4. His pastoral labors. It is doubtful if any pastor in these times does more pastoral work than did Mr. Wesley. He speaks frequently of these labors. In London he visits all the members, and from house to house exhorts and comforts them. For some time he visited all the "Bands" and "Select Societies," appointing all the band and class leaders. He had under his personal care tens of thousands of souls.
To these multiplied labors he added the establishment of schools, building of chapels, raising of funds to carry on the work, and a special care over the whole movement. It may be affirmed that neither in his travels, his literary labors, his preaching, nor in his pastoral supervision of the flock of Christ has he often, if ever, been surpassed. "Few men could have traveled as much as he, had they omitted all else. Few could have preached as much without either travel or study. And few could have written and published as much had they avoided both travel and preaching." It is not too much to say that among uninspired men one of more extraordinary character than John Wesley never lived!
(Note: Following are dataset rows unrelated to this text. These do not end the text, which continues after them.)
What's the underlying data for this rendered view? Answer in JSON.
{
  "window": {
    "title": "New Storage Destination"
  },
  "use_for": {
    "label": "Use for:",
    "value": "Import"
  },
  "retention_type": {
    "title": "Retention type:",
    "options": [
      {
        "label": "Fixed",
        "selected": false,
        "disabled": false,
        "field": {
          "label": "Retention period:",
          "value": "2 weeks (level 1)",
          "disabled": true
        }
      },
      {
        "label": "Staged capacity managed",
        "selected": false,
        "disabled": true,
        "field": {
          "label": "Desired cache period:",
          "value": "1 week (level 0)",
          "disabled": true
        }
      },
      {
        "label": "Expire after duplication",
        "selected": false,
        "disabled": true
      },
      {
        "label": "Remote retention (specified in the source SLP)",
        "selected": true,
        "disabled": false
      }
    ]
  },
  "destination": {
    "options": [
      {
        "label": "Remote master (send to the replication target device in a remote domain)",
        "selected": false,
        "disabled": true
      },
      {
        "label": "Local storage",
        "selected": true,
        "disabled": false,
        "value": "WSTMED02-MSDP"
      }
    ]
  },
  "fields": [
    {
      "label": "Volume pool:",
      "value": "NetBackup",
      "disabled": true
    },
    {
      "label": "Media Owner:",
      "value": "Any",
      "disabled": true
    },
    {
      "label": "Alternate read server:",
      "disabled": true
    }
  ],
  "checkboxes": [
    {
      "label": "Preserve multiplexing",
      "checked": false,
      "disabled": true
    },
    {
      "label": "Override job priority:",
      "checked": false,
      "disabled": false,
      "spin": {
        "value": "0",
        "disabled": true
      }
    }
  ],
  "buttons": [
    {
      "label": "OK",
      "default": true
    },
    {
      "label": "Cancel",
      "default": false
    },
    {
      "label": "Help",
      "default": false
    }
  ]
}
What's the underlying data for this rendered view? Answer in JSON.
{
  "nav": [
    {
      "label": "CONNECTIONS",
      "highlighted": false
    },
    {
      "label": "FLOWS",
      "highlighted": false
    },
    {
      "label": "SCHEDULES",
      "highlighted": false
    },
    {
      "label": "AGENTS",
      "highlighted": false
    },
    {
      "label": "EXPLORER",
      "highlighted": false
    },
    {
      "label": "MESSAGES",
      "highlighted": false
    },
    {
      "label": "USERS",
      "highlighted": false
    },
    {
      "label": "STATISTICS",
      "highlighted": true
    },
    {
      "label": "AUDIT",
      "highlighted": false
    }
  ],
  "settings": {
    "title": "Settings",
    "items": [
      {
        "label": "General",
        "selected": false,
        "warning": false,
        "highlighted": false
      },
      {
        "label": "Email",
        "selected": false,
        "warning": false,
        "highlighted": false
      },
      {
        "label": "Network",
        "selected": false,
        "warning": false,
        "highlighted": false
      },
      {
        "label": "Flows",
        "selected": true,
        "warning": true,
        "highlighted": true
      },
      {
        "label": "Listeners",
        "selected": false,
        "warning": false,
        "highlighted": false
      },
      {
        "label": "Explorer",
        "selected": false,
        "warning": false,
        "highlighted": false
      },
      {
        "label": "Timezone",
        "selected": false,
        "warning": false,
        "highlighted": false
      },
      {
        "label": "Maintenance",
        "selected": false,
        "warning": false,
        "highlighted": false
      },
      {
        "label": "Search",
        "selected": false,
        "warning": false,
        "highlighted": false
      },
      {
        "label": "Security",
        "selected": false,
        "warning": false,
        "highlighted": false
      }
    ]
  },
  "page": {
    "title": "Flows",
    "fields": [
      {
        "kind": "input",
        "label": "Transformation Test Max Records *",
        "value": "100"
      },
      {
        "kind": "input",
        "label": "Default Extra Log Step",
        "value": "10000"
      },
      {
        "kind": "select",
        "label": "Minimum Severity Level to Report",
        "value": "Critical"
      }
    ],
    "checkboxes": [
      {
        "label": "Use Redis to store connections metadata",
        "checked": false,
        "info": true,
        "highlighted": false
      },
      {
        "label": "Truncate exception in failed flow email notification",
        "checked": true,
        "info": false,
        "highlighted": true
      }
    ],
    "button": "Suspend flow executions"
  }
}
It may be asked, How was he able to accomplish so much? He improved every moment of every day to the very best advantage.
Mr. Fletcher, who for some time was his traveling companion, says: "His diligence is matchless. Though oppressed with the weight of seventy years and the care of more than thirty thousand souls, he shames still, by his unabated zeal and immense labors, all the young ministers of England, perhaps of Christendom. He has generally blown the Gospel trumpet and ridden twenty miles before the most of the professors who despise his labors have left their downy pillows. As he begins the day, the week, the year, so he concludes them, still intent upon extensive services for the glory of the Redeemer and the good of souls."
In order to save time he, in the first place, ascertained how much sleep he needed; and when once settled he never varied from it to the end of life. He rose at four in the morning and retired at ten in the evening, never losing at any time, he says, "ten minutes by wakefulness." The first hour of each day was devoted to private devotions; then every succeeding hour and moment was employed in earnest labor. His motto was, "Always in haste, but never in a hurry." "I have," he says, "no time to be in a hurry. Leisure and I have taken leave of each other."
He makes the remarkable statement that ten thousand cares were no more weight to his mind than ten thousand hairs to his head. "I am never tired with writing, preaching, or traveling."
With all his travel, labor, and care, he declares that he "enjoyed more hours of private retirement than any man in England."
At the beginning of his extraordinary career he became the most rigid economist. Having thirty pounds a year, he lived on twenty-eight, and gave away two. The next year he received sixty pounds; he still lived on twenty-eight, and gave away thirty-two. The following year, out of ninety pounds, he gave away sixty-two, and the next year ninety-two pounds out of one hundred and twenty.